Epidemics elsewhere, even after the development of inoculation, could be more severe. An epidemic in Sheffield, England, in 1887 and 1888 killed just under half its 552 victims. Scattered accounts of fatalities among non-Europeans hinted at even worse severity. An epidemic among the Griqua nation in South Africa in 1831 was reported to have caused mortality rates of 80 percent. We now estimate that epidemics among the native peoples of North and South America killed about 90 percent of victims.
Even twentieth-century epidemics could be terrible. From 1933 to 1938, among 60,000 reported cases in the Punjab in Western India (now Pakistan) 47 percent died. As recently as 1972, an epidemic broke out in a refugee camp in West Bengal. All infected patients were hospitalized, and nearly half the 764 patients died. Similarly, of 79 unvaccinated patients who became ill from smallpox in Europe and Canada between 1950 and 1971, 52 percent died.
Nor, over the centuries, was death the only reason to fear smallpox. It could cause disfigurement, sterility, miscarriage and blindness. More than half of the survivors had permanent scars. To the millions of people it has killed, we must add those whose lives it has ruined.
Assuming that terrorists were to develop a virulent strain of smallpox, we would have no reliable way to forecast its impact. We don't know how whether childhood vaccinations would still protect older Americans. A new strain might even prove so virulent that its effectiveness as a weapon would be defeated: quickly prostrated victims might be less likely to spread the disease to others.
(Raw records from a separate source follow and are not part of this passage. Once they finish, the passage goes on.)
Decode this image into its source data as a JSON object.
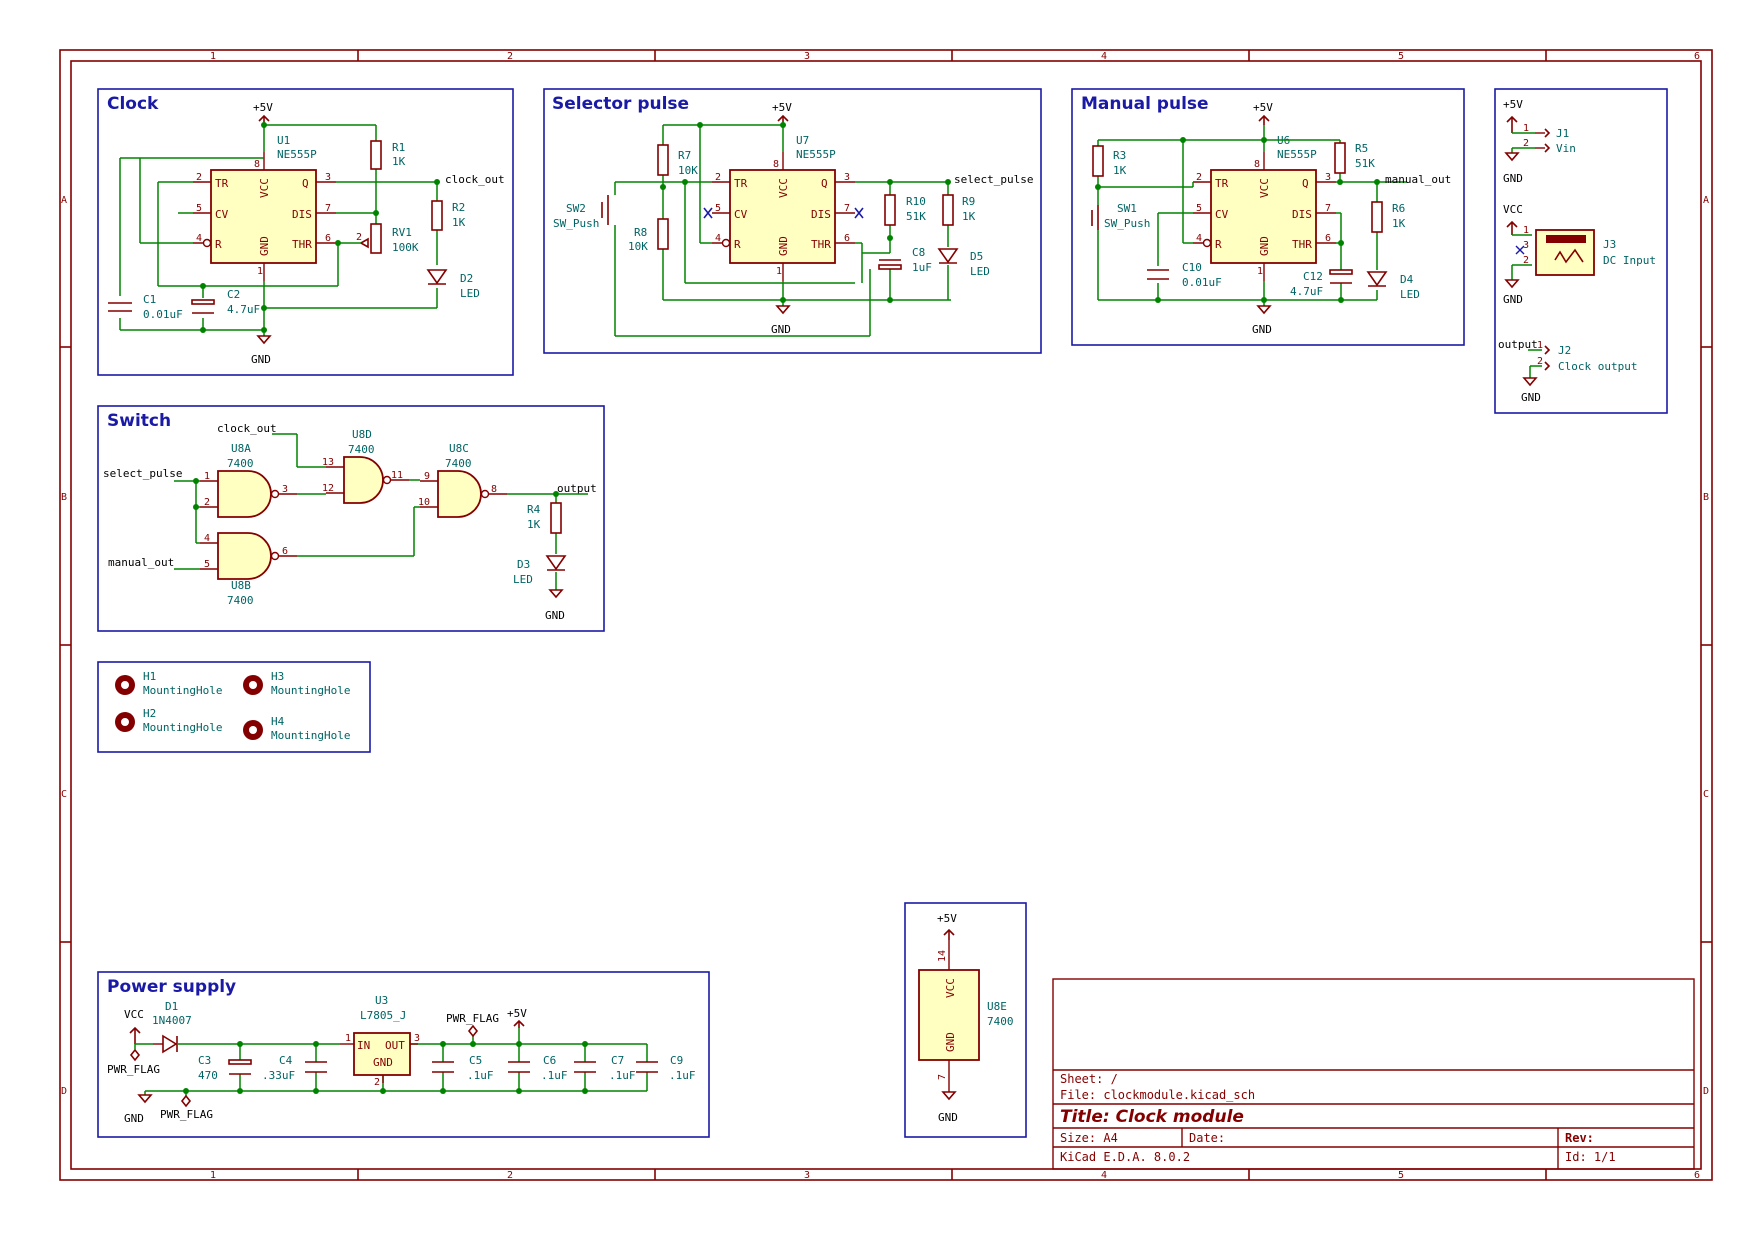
{
  "grid": {
    "columns": [
      "1",
      "2",
      "3",
      "4",
      "5",
      "6"
    ],
    "rows": [
      "A",
      "B",
      "C",
      "D"
    ]
  },
  "title_block": {
    "sheet": "Sheet: /",
    "file": "File: clockmodule.kicad_sch",
    "title": "Title: Clock module",
    "size": "Size: A4",
    "date": "Date:",
    "rev": "Rev:",
    "kicad": "KiCad E.D.A. 8.0.2",
    "id": "Id: 1/1"
  },
  "sections": {
    "clock": "Clock",
    "selector": "Selector pulse",
    "manual": "Manual pulse",
    "switch": "Switch",
    "power": "Power supply"
  },
  "chip555": {
    "tr": "TR",
    "cv": "CV",
    "r": "R",
    "vcc": "VCC",
    "q": "Q",
    "dis": "DIS",
    "thr": "THR",
    "gnd": "GND",
    "p1": "1",
    "p2": "2",
    "p3": "3",
    "p4": "4",
    "p5": "5",
    "p6": "6",
    "p7": "7",
    "p8": "8"
  },
  "clock": {
    "u": [
      "U1",
      "NE555P"
    ],
    "r1": [
      "R1",
      "1K"
    ],
    "r2": [
      "R2",
      "1K"
    ],
    "rv1": [
      "RV1",
      "100K"
    ],
    "d2": [
      "D2",
      "LED"
    ],
    "c1": [
      "C1",
      "0.01uF"
    ],
    "c2": [
      "C2",
      "4.7uF"
    ],
    "net": "clock_out",
    "vcc": "+5V",
    "gnd": "GND"
  },
  "selector": {
    "u": [
      "U7",
      "NE555P"
    ],
    "r7": [
      "R7",
      "10K"
    ],
    "r8": [
      "R8",
      "10K"
    ],
    "r10": [
      "R10",
      "51K"
    ],
    "r9": [
      "R9",
      "1K"
    ],
    "c8": [
      "C8",
      "1uF"
    ],
    "d5": [
      "D5",
      "LED"
    ],
    "sw": [
      "SW2",
      "SW_Push"
    ],
    "net": "select_pulse",
    "vcc": "+5V",
    "gnd": "GND"
  },
  "manual": {
    "u": [
      "U6",
      "NE555P"
    ],
    "r3": [
      "R3",
      "1K"
    ],
    "r5": [
      "R5",
      "51K"
    ],
    "r6": [
      "R6",
      "1K"
    ],
    "c10": [
      "C10",
      "0.01uF"
    ],
    "c12": [
      "C12",
      "4.7uF"
    ],
    "d4": [
      "D4",
      "LED"
    ],
    "sw": [
      "SW1",
      "SW_Push"
    ],
    "net": "manual_out",
    "vcc": "+5V",
    "gnd": "GND"
  },
  "connectors": {
    "vcc5": "+5V",
    "j1": [
      "J1",
      "Vin"
    ],
    "gnd": "GND",
    "vcc": "VCC",
    "j3": [
      "J3",
      "DC Input"
    ],
    "output": "output",
    "j2": [
      "J2",
      "Clock output"
    ],
    "pins": [
      "1",
      "2",
      "3"
    ]
  },
  "switch": {
    "u8a": [
      "U8A",
      "7400"
    ],
    "u8b": [
      "U8B",
      "7400"
    ],
    "u8c": [
      "U8C",
      "7400"
    ],
    "u8d": [
      "U8D",
      "7400"
    ],
    "r4": [
      "R4",
      "1K"
    ],
    "d3": [
      "D3",
      "LED"
    ],
    "nets": [
      "select_pulse",
      "manual_out",
      "clock_out",
      "output"
    ],
    "pins": [
      "1",
      "2",
      "3",
      "4",
      "5",
      "6",
      "9",
      "10",
      "8",
      "13",
      "12",
      "11"
    ],
    "gnd": "GND"
  },
  "holes": [
    [
      "H1",
      "MountingHole"
    ],
    [
      "H2",
      "MountingHole"
    ],
    [
      "H3",
      "MountingHole"
    ],
    [
      "H4",
      "MountingHole"
    ]
  ],
  "power": {
    "d1": [
      "D1",
      "1N4007"
    ],
    "u3": [
      "U3",
      "L7805_J"
    ],
    "c3": [
      "C3",
      "470"
    ],
    "c4": [
      "C4",
      ".33uF"
    ],
    "c5": [
      "C5",
      ".1uF"
    ],
    "c6": [
      "C6",
      ".1uF"
    ],
    "c7": [
      "C7",
      ".1uF"
    ],
    "c9": [
      "C9",
      ".1uF"
    ],
    "vcc": "VCC",
    "pwr_flag": "PWR_FLAG",
    "v5": "+5V",
    "gnd": "GND",
    "in": "IN",
    "out": "OUT",
    "gndpin": "GND",
    "pins": [
      "1",
      "2",
      "3"
    ]
  },
  "u8e": {
    "ref": [
      "U8E",
      "7400"
    ],
    "vcc": "VCC",
    "gndlbl": "GND",
    "v5": "+5V",
    "gnd": "GND",
    "pins": [
      "14",
      "7"
    ]
  },
  "colors": {
    "frame": "#840000",
    "wire": "#008400",
    "sheet_box": "#1a1aa6",
    "body_fill": "#ffffc2",
    "ref_text": "#006464"
  }
}
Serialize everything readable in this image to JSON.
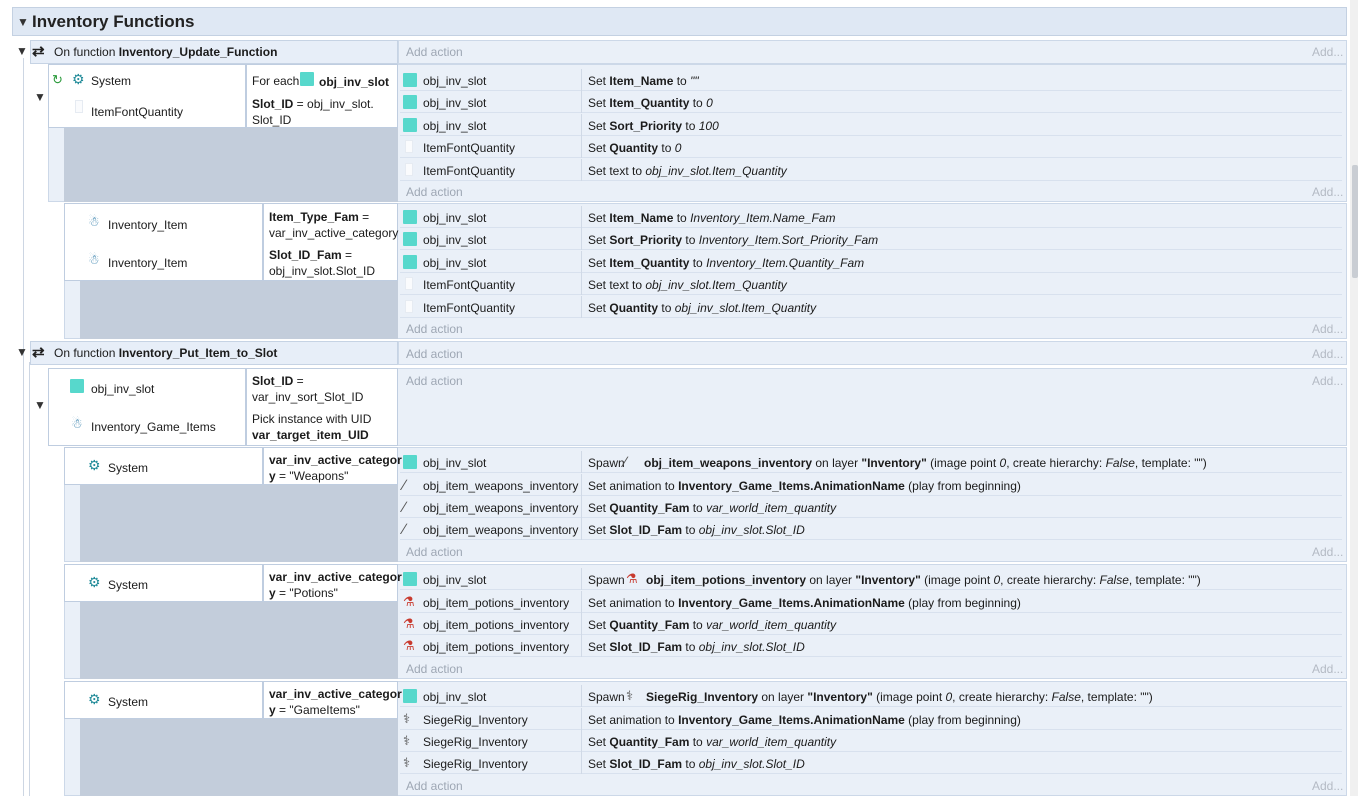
{
  "group": {
    "title": "Inventory Functions"
  },
  "labels": {
    "add_action": "Add action",
    "add": "Add...",
    "system": "System",
    "on_function": "On function"
  },
  "func1": {
    "name": "Inventory_Update_Function",
    "block1": {
      "cond1_obj": "System",
      "cond1_prefix": "For each",
      "cond1_obj2": "obj_inv_slot",
      "cond2_obj": "ItemFontQuantity",
      "cond2_a": "Slot_ID",
      "cond2_b": " = obj_inv_slot.",
      "cond2_c": "Slot_ID",
      "actions": [
        {
          "obj": "obj_inv_slot",
          "v": "Set ",
          "p": "Item_Name",
          "t": " to ",
          "x": "\"\""
        },
        {
          "obj": "obj_inv_slot",
          "v": "Set ",
          "p": "Item_Quantity",
          "t": " to ",
          "x": "0"
        },
        {
          "obj": "obj_inv_slot",
          "v": "Set ",
          "p": "Sort_Priority",
          "t": " to ",
          "x": "100"
        },
        {
          "obj": "ItemFontQuantity",
          "v": "Set ",
          "p": "Quantity",
          "t": " to ",
          "x": "0"
        },
        {
          "obj": "ItemFontQuantity",
          "v": "Set text to ",
          "p": "",
          "t": "",
          "x": "obj_inv_slot.Item_Quantity"
        }
      ]
    },
    "block2": {
      "cond1_obj": "Inventory_Item",
      "cond1_a": "Item_Type_Fam",
      "cond1_b": " =",
      "cond1_c": "var_inv_active_category",
      "cond2_obj": "Inventory_Item",
      "cond2_a": "Slot_ID_Fam",
      "cond2_b": " =",
      "cond2_c": "obj_inv_slot.Slot_ID",
      "actions": [
        {
          "obj": "obj_inv_slot",
          "v": "Set ",
          "p": "Item_Name",
          "t": " to ",
          "x": "Inventory_Item.Name_Fam"
        },
        {
          "obj": "obj_inv_slot",
          "v": "Set ",
          "p": "Sort_Priority",
          "t": " to ",
          "x": "Inventory_Item.Sort_Priority_Fam"
        },
        {
          "obj": "obj_inv_slot",
          "v": "Set ",
          "p": "Item_Quantity",
          "t": " to ",
          "x": "Inventory_Item.Quantity_Fam"
        },
        {
          "obj": "ItemFontQuantity",
          "v": "Set text to ",
          "p": "",
          "t": "",
          "x": "obj_inv_slot.Item_Quantity"
        },
        {
          "obj": "ItemFontQuantity",
          "v": "Set ",
          "p": "Quantity",
          "t": " to ",
          "x": "obj_inv_slot.Item_Quantity"
        }
      ]
    }
  },
  "func2": {
    "name": "Inventory_Put_Item_to_Slot",
    "block1": {
      "cond1_obj": "obj_inv_slot",
      "cond1_a": "Slot_ID",
      "cond1_b": " =",
      "cond1_c": "var_inv_sort_Slot_ID",
      "cond2_obj": "Inventory_Game_Items",
      "cond2_a": "Pick instance with UID",
      "cond2_b": "var_target_item_UID"
    },
    "subs": [
      {
        "cond_obj": "System",
        "cond_a": "var_inv_active_categor",
        "cond_b": "y",
        "cond_c": " = \"Weapons\"",
        "spawn_obj": "obj_inv_slot",
        "spawn": {
          "v": "Spawn ",
          "obj": "obj_item_weapons_inventory",
          "m": " on layer ",
          "layer": "\"Inventory\"",
          "r1": " (image point ",
          "ip": "0",
          "r2": ", create hierarchy: ",
          "ch": "False",
          "r3": ", template: \"\")"
        },
        "item_obj": "obj_item_weapons_inventory",
        "icon": "sword-icon"
      },
      {
        "cond_obj": "System",
        "cond_a": "var_inv_active_categor",
        "cond_b": "y",
        "cond_c": " = \"Potions\"",
        "spawn_obj": "obj_inv_slot",
        "spawn": {
          "v": "Spawn ",
          "obj": "obj_item_potions_inventory",
          "m": " on layer ",
          "layer": "\"Inventory\"",
          "r1": " (image point ",
          "ip": "0",
          "r2": ", create hierarchy: ",
          "ch": "False",
          "r3": ", template: \"\")"
        },
        "item_obj": "obj_item_potions_inventory",
        "icon": "potion-icon"
      },
      {
        "cond_obj": "System",
        "cond_a": "var_inv_active_categor",
        "cond_b": "y",
        "cond_c": " = \"GameItems\"",
        "spawn_obj": "obj_inv_slot",
        "spawn": {
          "v": "Spawn ",
          "obj": "SiegeRig_Inventory",
          "m": " on layer ",
          "layer": "\"Inventory\"",
          "r1": " (image point ",
          "ip": "0",
          "r2": ", create hierarchy: ",
          "ch": "False",
          "r3": ", template: \"\")"
        },
        "item_obj": "SiegeRig_Inventory",
        "icon": "siege-rig-icon"
      }
    ],
    "common_actions": {
      "anim_v": "Set animation to ",
      "anim_b": "Inventory_Game_Items.AnimationName",
      "anim_r": " (play from beginning)",
      "qty_v": "Set ",
      "qty_b": "Quantity_Fam",
      "qty_t": " to ",
      "qty_x": "var_world_item_quantity",
      "slot_v": "Set ",
      "slot_b": "Slot_ID_Fam",
      "slot_t": " to ",
      "slot_x": "obj_inv_slot.Slot_ID"
    }
  },
  "colors": {
    "header": "#dfe8f4",
    "panel": "#eaf0f8",
    "gray": "#c3cddb",
    "sprite": "#57d8cc",
    "gear": "#1f8a98"
  }
}
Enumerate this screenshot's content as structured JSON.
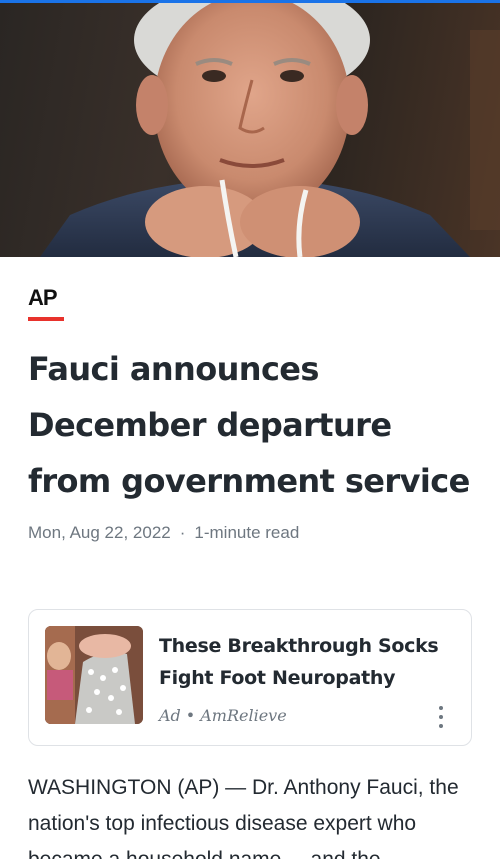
{
  "article": {
    "publisher": "AP",
    "headline": "Fauci announces December departure from government service",
    "date": "Mon, Aug 22, 2022",
    "separator": "·",
    "read_time": "1-minute read",
    "body": "WASHINGTON (AP) — Dr. Anthony Fauci, the nation's top infectious disease expert who became a household name ... and the"
  },
  "ad": {
    "title": "These Breakthrough Socks Fight Foot Neuropathy",
    "label": "Ad",
    "separator": "•",
    "sponsor": "AmRelieve",
    "menu_icon": "more-vertical-icon"
  },
  "colors": {
    "accent_top": "#1a73e8",
    "ap_underline": "#e8322c",
    "text_primary": "#232a31",
    "text_secondary": "#6e7780"
  }
}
In deciding about vaccination, Americans will surely want to know about the substantial risks of permanent impairment, not just the odds that they might die. They would also want to know about the much lesser risks of vaccination itself. As the Bush program indicates, modern vaccination is relatively safe for the healthy, but it is not permanent. To remain completely protected, each person would need revaccination every few years.
A secondary danger is that vaccinated people can spread the disease to others. In Sweden in 1963, five vaccinated persons who were exposed to a smallpox patient spread the disease to others without becoming ill themselves. Between 1959 and 1973, people with good vaccination records carried smallpox back into Europe about ten times, causing nearly one third of all outbreaks.
If health workers are the first to be vaccinated, as planned, they might spread smallpox from hospitals into the unprotected community. Moreover, widespread vaccination in the United States could contain any contagion here but would not keep people in other countries safe; travelers who seemed to be healthy could spread the disease around the world.
In initiating vaccinations, the administration has decided that the threat of smallpox is real, but any estimate of the mortality and suffering an outbreak might cause is just a guess. History tells us only that the extent of that threat is unpredictable. Let's hope this demon remains safely buried in the past.
Margaret DeLacy is a member of the Northwest Independent Scholars Association and writer for the History News Service.